The City of Troy, New York, "Where Henry Hudson Turned Around."

Monday, April 04, 2005


Is there something that Rensselaer County isn't telling its residents? Is there a major crime wave just around the bend? It looks that way.

So, what does the County want to do with Troy's waterfront. Currently, 275 inmates are housed in 243 cells at the Rensselaer County Jail. Our sources tell us that when the expansion is complete (it will be done in phases) in 2024, the jail will have room for 897 inmates.* Is there something County residents should know? Will Rensselaer County really need triple the jail space in nineteen years?

Well, lets figure this out:

For the sake of argument, lets say the inmate population doubles in the next 19 years. That's seems high, but lets go with it. If there's 275 inmates now, and we double that, that's 550 inmates. We still have 347 to account for. There may be eight Troy Policeman. Perhaps the Feds will room them in the County Jail. That brings us to 558 inmates. Perhaps someone will go to jail for the 'Weed & Seed' scandal. That's probably just a few people though. What is going to be done with that extra space?

Either the County wants to rent space on Troy's waterfront, or a major crime wave is in the works. Lets pray it's not a crime wave. I just bought a new car.

The size and location of the Rensselaer County Jail has been a topic of conversation these past few weeks. The County wants to expand the jail. Troy Councilman Bill "Quixote" Dunne wants the jail moved. The jail sits on what could be prime waterfront property.** Dunne, who will surely lose this battle, is correct. At least to a certain extent.
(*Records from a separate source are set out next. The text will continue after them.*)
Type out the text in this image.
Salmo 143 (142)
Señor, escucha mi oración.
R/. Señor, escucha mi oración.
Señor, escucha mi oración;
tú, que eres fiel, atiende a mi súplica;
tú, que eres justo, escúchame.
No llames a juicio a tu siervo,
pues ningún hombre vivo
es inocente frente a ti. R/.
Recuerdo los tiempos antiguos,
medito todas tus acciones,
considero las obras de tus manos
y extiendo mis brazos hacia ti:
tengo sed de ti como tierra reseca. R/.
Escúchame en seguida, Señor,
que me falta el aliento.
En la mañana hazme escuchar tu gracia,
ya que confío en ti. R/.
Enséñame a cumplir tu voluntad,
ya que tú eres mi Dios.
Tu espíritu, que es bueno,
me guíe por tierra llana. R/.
What happens if Troy actually has a revival? Note likely, but it could happen. That revival will occur on the waterfront. Trojans have to shake off their small-minded provincialism and think large and long-term. If the waterfront experiences a renaissance, do you really want a jail sitting there? That will look real nice. "Oh, the gallery? You can't miss it. It's right next to the jail."

Perhaps the jail cannot be purchased tomorrow, or next year, or five years from now. However, if the expansion occurs, that site will always be a jail. The cost of purchasing the property? Has anyone considered, just considered, that Troy may not have to purchase the property? Perhaps a developer may be interested in the site. Isn't that worth a discussion. It may be a long shot, but why not explore the idea?

The argument that the jail sits on brownfields is equally nonsensical. First, not all brownfields contain dangerous levels of toxic materials. Would Rensselaer County really endanger the inmates, some of whom have not even been convicted, not to mention the hardworking corrections officers, by placing the jail on dangerous property? We think not.

Second, Mayor Harry has secured a grant to clean some of those brownfields (good job, Harry). It can be done. Troy just needs to shake off its can't do attitude.

We were going to post on the "Weed & Seed" scandal today. Our 'friend' at the County won't get us the documents needed until later in the week. Stay tuned.

* For those of you who graduated from Lansingburgh High, that's more than three (3) times the current inmate population

**The real question is, who owned the property when the decision to relocate the jail was made? Was that person a contributor to those in power at the time?